The issue of handing over biometric data is one area that remains controversial, particularly when it involves children.
A law passed in 2001 made it legal for schools to take biometric information from children in the form of fingerprints that would go into a database. They said it would be used for things like canteen payments and library books.
But with concerns growing, the Parliamentary Science and Technology Committee has launched an inquiry into the use of biometric data, especially in schools.
‘Big Brother' State?
Usually such information is used to identify criminals, so many parents were confused as to why this legislation was introduced, and expressed doubts as to its intended purpose. Many observers saw it as Britain edging one step closer to a Big Brother state.
According to Big Brother Watch, a group that monitors policies that impinge on personal privacy, it was the first time an ‘explicit legal framework' had arisen for the purpose of taking biometric data in schools.
The gathering of data wasn't just limited to fingerprinting.
Pippa King is a parent and blogger who writes about biometrics and data privacy issues. She says information gathering came in various forms: "using infrared palm scanners trialled on primary school children in 2006 so they could eat, iris scanning children for lunch lines in 2007, facial scanning kids in 2010 to stop them from turning up to school late, and voice biometrics planned in 2007".
Under the Protection of Freedoms Act 2012, parents must give their consent for the data of a child under 18 to be taken, although children have the right to override this.
The advocacy group Privacy International says thousands of pupils have been fingerprinted without the knowledge or consent of their parents.
Big Brother Watch meanwhile found that of 1,255 secondary schools surveyed, 69% consulted parents about the use of biometric technology. Around 40% of English schools use such systems.
In many cases, as Pippa King points out, children rarely put up an objection.
"We now have a generation used to using their biometrics without much question, having supplied them daily in a compliant environment — school", she says.
Who Watches The Watchmen?
Schools cited many reasons for taking biometric information- to create efficiency in lunch queues, encourage healthier eating, and improve reading.
But as Pippa King asks, "Adult society does not give up high levels of personal data in order to eat and gain access to library books via our biometrics — why do our children need to?"
And although the data is supposedly only kept for these purposes, parents point out that it could actually end up anywhere.
A 2012 government report contained guidelines on the use of biometric data for the purpose of school proprietors, head teachers and staff, following the 2012 Protection of Freedoms Act. It mainly addressed issues on consent of both the parents and the child.
It wasn't clear about legislation regarding how data could be used, saying only "the school or college must tell you what it intends to do with the information".
For the 13 years since the legislation was introduced, the political reasoning behind it remains unclear.

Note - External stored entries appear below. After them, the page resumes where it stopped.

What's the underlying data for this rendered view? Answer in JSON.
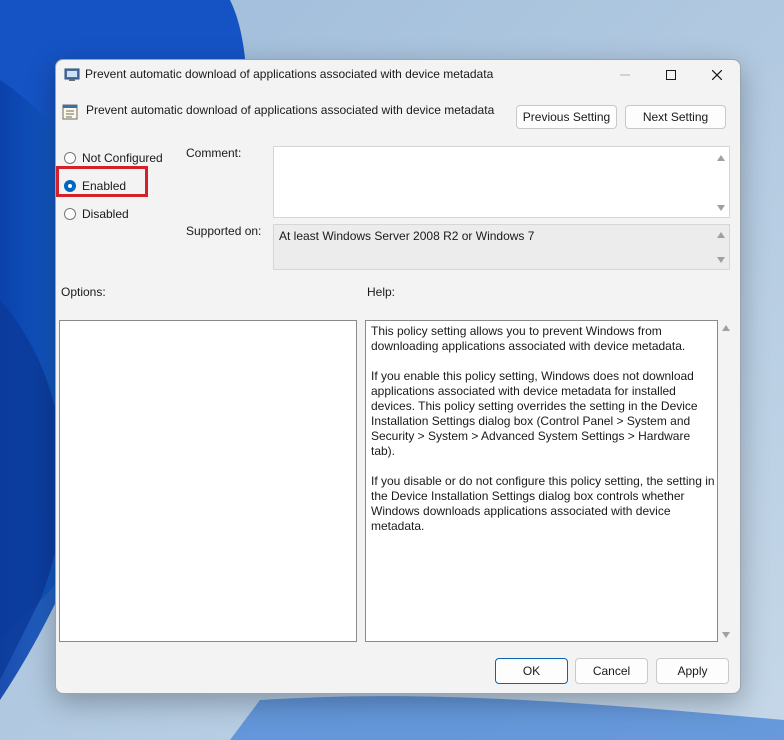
{
  "window": {
    "title": "Prevent automatic download of applications associated with device metadata"
  },
  "header": {
    "policy_name": "Prevent automatic download of applications associated with device metadata",
    "previous_setting_label": "Previous Setting",
    "next_setting_label": "Next Setting"
  },
  "state": {
    "options": [
      {
        "label": "Not Configured",
        "selected": false
      },
      {
        "label": "Enabled",
        "selected": true
      },
      {
        "label": "Disabled",
        "selected": false
      }
    ]
  },
  "comment": {
    "label": "Comment:",
    "value": ""
  },
  "supported_on": {
    "label": "Supported on:",
    "value": "At least Windows Server 2008 R2 or Windows 7"
  },
  "options_section": {
    "label": "Options:"
  },
  "help_section": {
    "label": "Help:",
    "paragraphs": [
      "This policy setting allows you to prevent Windows from downloading applications associated with device metadata.",
      "If you enable this policy setting, Windows does not download applications associated with device metadata for installed devices. This policy setting overrides the setting in the Device Installation Settings dialog box (Control Panel > System and Security > System > Advanced System Settings > Hardware tab).",
      "If you disable or do not configure this policy setting, the setting in the Device Installation Settings dialog box controls whether Windows downloads applications associated with device metadata."
    ]
  },
  "footer": {
    "ok_label": "OK",
    "cancel_label": "Cancel",
    "apply_label": "Apply"
  },
  "colors": {
    "accent": "#0067c0",
    "highlight": "#d32029"
  }
}
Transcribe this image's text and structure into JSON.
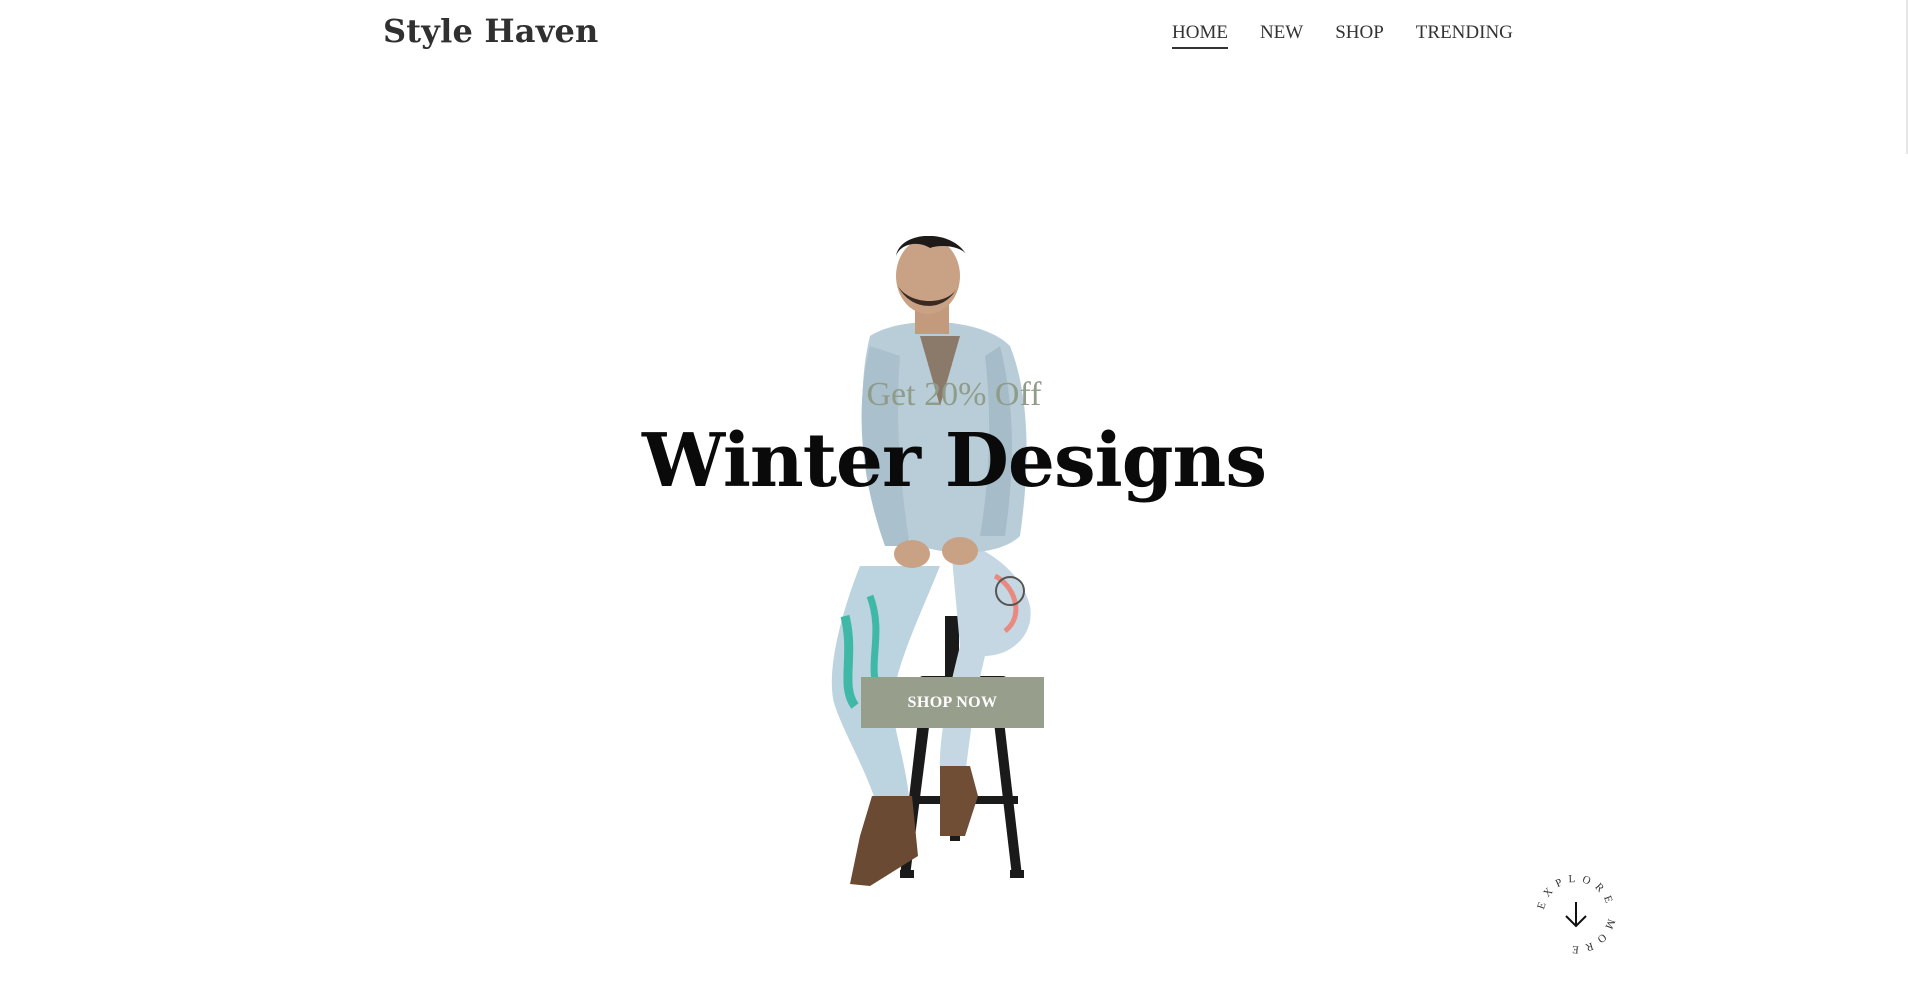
{
  "brand": {
    "name": "Style Haven"
  },
  "nav": {
    "items": [
      {
        "label": "HOME",
        "active": true
      },
      {
        "label": "NEW",
        "active": false
      },
      {
        "label": "SHOP",
        "active": false
      },
      {
        "label": "TRENDING",
        "active": false
      }
    ]
  },
  "hero": {
    "eyebrow": "Get 20% Off",
    "headline": "Winter Designs",
    "cta_label": "SHOP NOW",
    "image_icon": "model-on-stool-image"
  },
  "explore": {
    "label": "EXPLORE MORE",
    "icon": "arrow-down-icon"
  },
  "colors": {
    "accent": "#979f8c",
    "eyebrow": "#8f9d88",
    "text": "#303030"
  }
}
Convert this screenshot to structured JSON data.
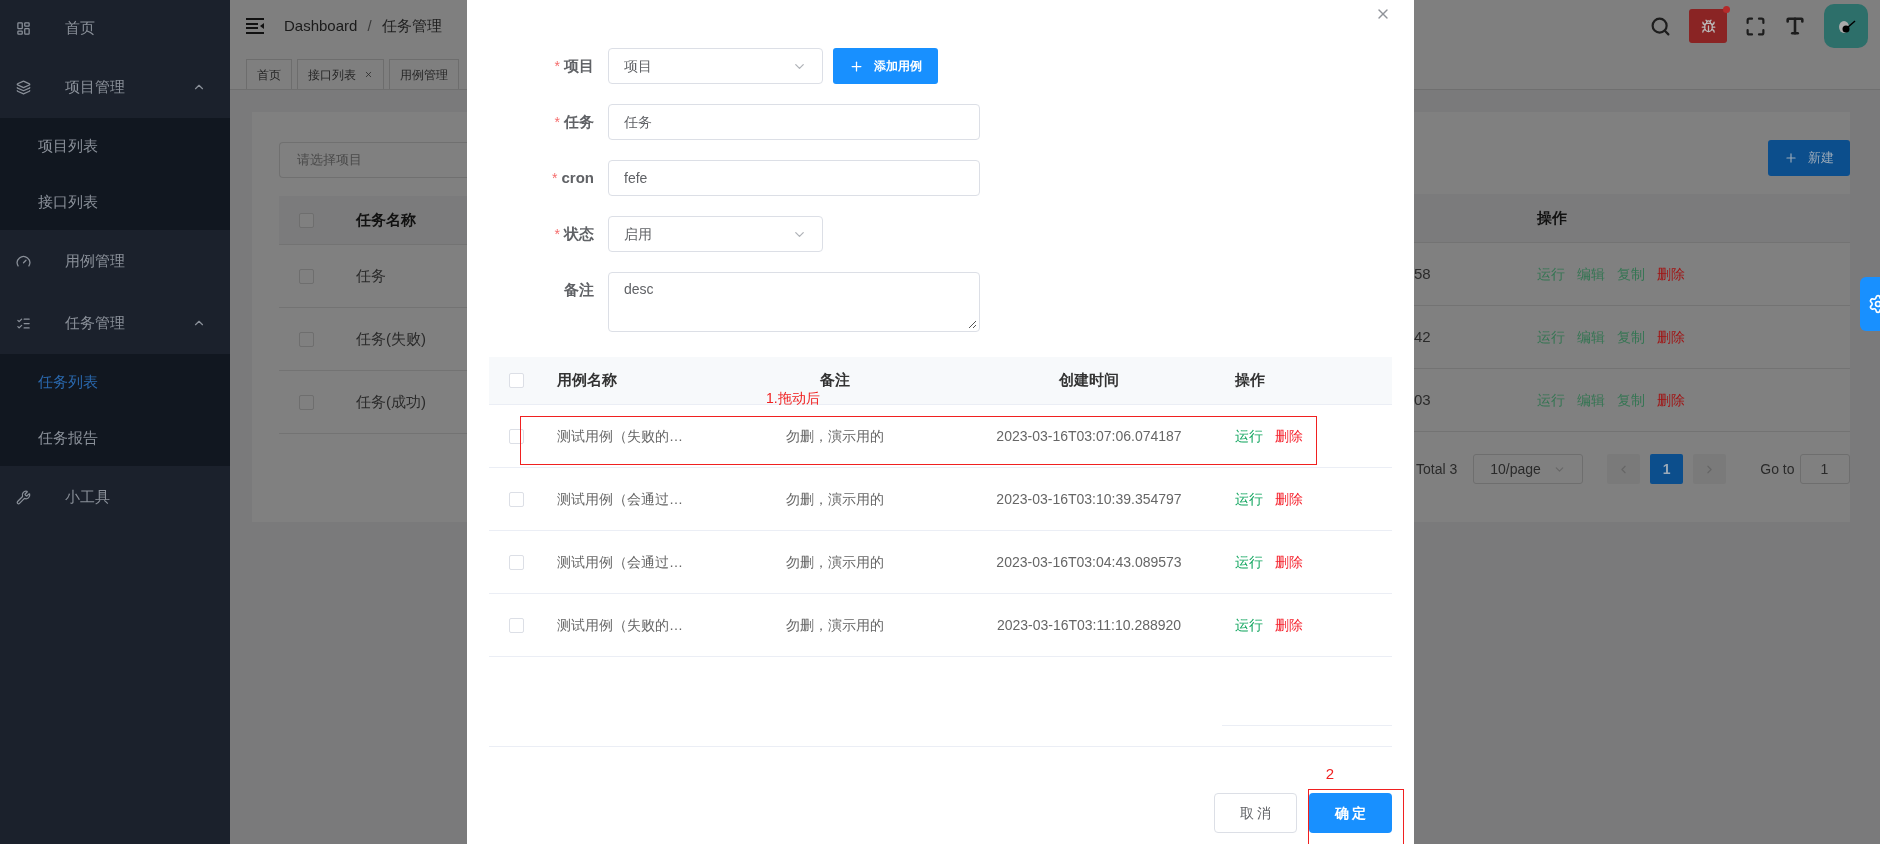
{
  "sidebar": {
    "items": [
      {
        "label": "首页"
      },
      {
        "label": "项目管理",
        "expanded": true,
        "children": [
          {
            "label": "项目列表",
            "selected": false
          },
          {
            "label": "接口列表",
            "selected": false
          }
        ]
      },
      {
        "label": "用例管理"
      },
      {
        "label": "任务管理",
        "expanded": true,
        "children": [
          {
            "label": "任务列表",
            "selected": true
          },
          {
            "label": "任务报告",
            "selected": false
          }
        ]
      },
      {
        "label": "小工具"
      }
    ]
  },
  "header": {
    "breadcrumb": [
      "Dashboard",
      "任务管理"
    ],
    "separator": "/"
  },
  "tags": [
    {
      "label": "首页",
      "closable": false
    },
    {
      "label": "接口列表",
      "closable": true
    },
    {
      "label": "用例管理",
      "closable": false
    }
  ],
  "page": {
    "search_placeholder": "请选择项目",
    "new_button": "新建",
    "table": {
      "columns": [
        "任务名称",
        "操作"
      ],
      "all_checked": false,
      "rows": [
        {
          "name": "任务",
          "column_3": "58",
          "checked": false,
          "actions": [
            {
              "label": "运行",
              "kind": "normal"
            },
            {
              "label": "编辑",
              "kind": "normal"
            },
            {
              "label": "复制",
              "kind": "normal"
            },
            {
              "label": "删除",
              "kind": "danger"
            }
          ]
        },
        {
          "name": "任务(失败)",
          "column_3": "42",
          "checked": false,
          "actions": [
            {
              "label": "运行",
              "kind": "normal"
            },
            {
              "label": "编辑",
              "kind": "normal"
            },
            {
              "label": "复制",
              "kind": "normal"
            },
            {
              "label": "删除",
              "kind": "danger"
            }
          ]
        },
        {
          "name": "任务(成功)",
          "column_3": "03",
          "checked": false,
          "actions": [
            {
              "label": "运行",
              "kind": "normal"
            },
            {
              "label": "编辑",
              "kind": "normal"
            },
            {
              "label": "复制",
              "kind": "normal"
            },
            {
              "label": "删除",
              "kind": "danger"
            }
          ]
        }
      ]
    },
    "pagination": {
      "total": "Total 3",
      "page_size": "10/page",
      "pages": [
        {
          "label": "1",
          "selected": true
        }
      ],
      "goto_label": "Go to",
      "goto_value": "1"
    }
  },
  "modal": {
    "fields": [
      {
        "label": "项目",
        "required_mark": "*",
        "kind": "select",
        "value": "项目"
      },
      {
        "label": "任务",
        "required_mark": "*",
        "kind": "input",
        "value": "任务"
      },
      {
        "label": "cron",
        "required_mark": "*",
        "kind": "input",
        "value": "fefe"
      },
      {
        "label": "状态",
        "required_mark": "*",
        "kind": "select",
        "value": "启用"
      },
      {
        "label": "备注",
        "kind": "textarea",
        "value": "desc"
      }
    ],
    "add_button": "添加用例",
    "table": {
      "columns": [
        "用例名称",
        "备注",
        "创建时间",
        "操作"
      ],
      "all_checked": false,
      "rows": [
        {
          "name": "测试用例（失败的…",
          "note": "勿删，演示用的",
          "created": "2023-03-16T03:07:06.074187",
          "checked": false,
          "actions": [
            {
              "label": "运行",
              "kind": "normal"
            },
            {
              "label": "删除",
              "kind": "danger"
            }
          ]
        },
        {
          "name": "测试用例（会通过…",
          "note": "勿删，演示用的",
          "created": "2023-03-16T03:10:39.354797",
          "checked": false,
          "actions": [
            {
              "label": "运行",
              "kind": "normal"
            },
            {
              "label": "删除",
              "kind": "danger"
            }
          ]
        },
        {
          "name": "测试用例（会通过…",
          "note": "勿删，演示用的",
          "created": "2023-03-16T03:04:43.089573",
          "checked": false,
          "actions": [
            {
              "label": "运行",
              "kind": "normal"
            },
            {
              "label": "删除",
              "kind": "danger"
            }
          ]
        },
        {
          "name": "测试用例（失败的…",
          "note": "勿删，演示用的",
          "created": "2023-03-16T03:11:10.288920",
          "checked": false,
          "actions": [
            {
              "label": "运行",
              "kind": "normal"
            },
            {
              "label": "删除",
              "kind": "danger"
            }
          ]
        }
      ]
    },
    "cancel_button": "取 消",
    "ok_button": "确 定"
  },
  "annotations": [
    {
      "text": "1.拖动后",
      "kind": "row"
    },
    {
      "text": "2",
      "kind": "ok"
    }
  ]
}
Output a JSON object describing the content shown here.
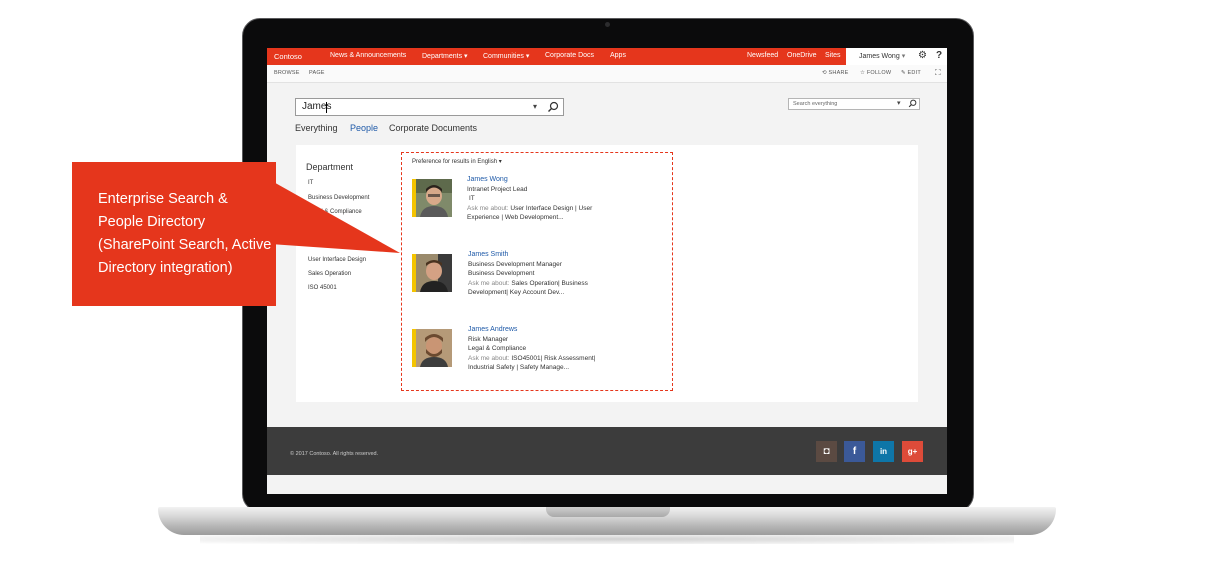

Blogger Pippa King believes it may be a way of conditioning pupils into accepting ID cards within the next 10-15 years. ID cards have been debated for some time, but generally rejected by the British public as an infringement on their liberty.
The gathering of biometric data remains a grey area. But with a freedom of information culture and the younger generation increasingly conditioned to see the taking of data as normal, further legislation on the issue might be on the horizon.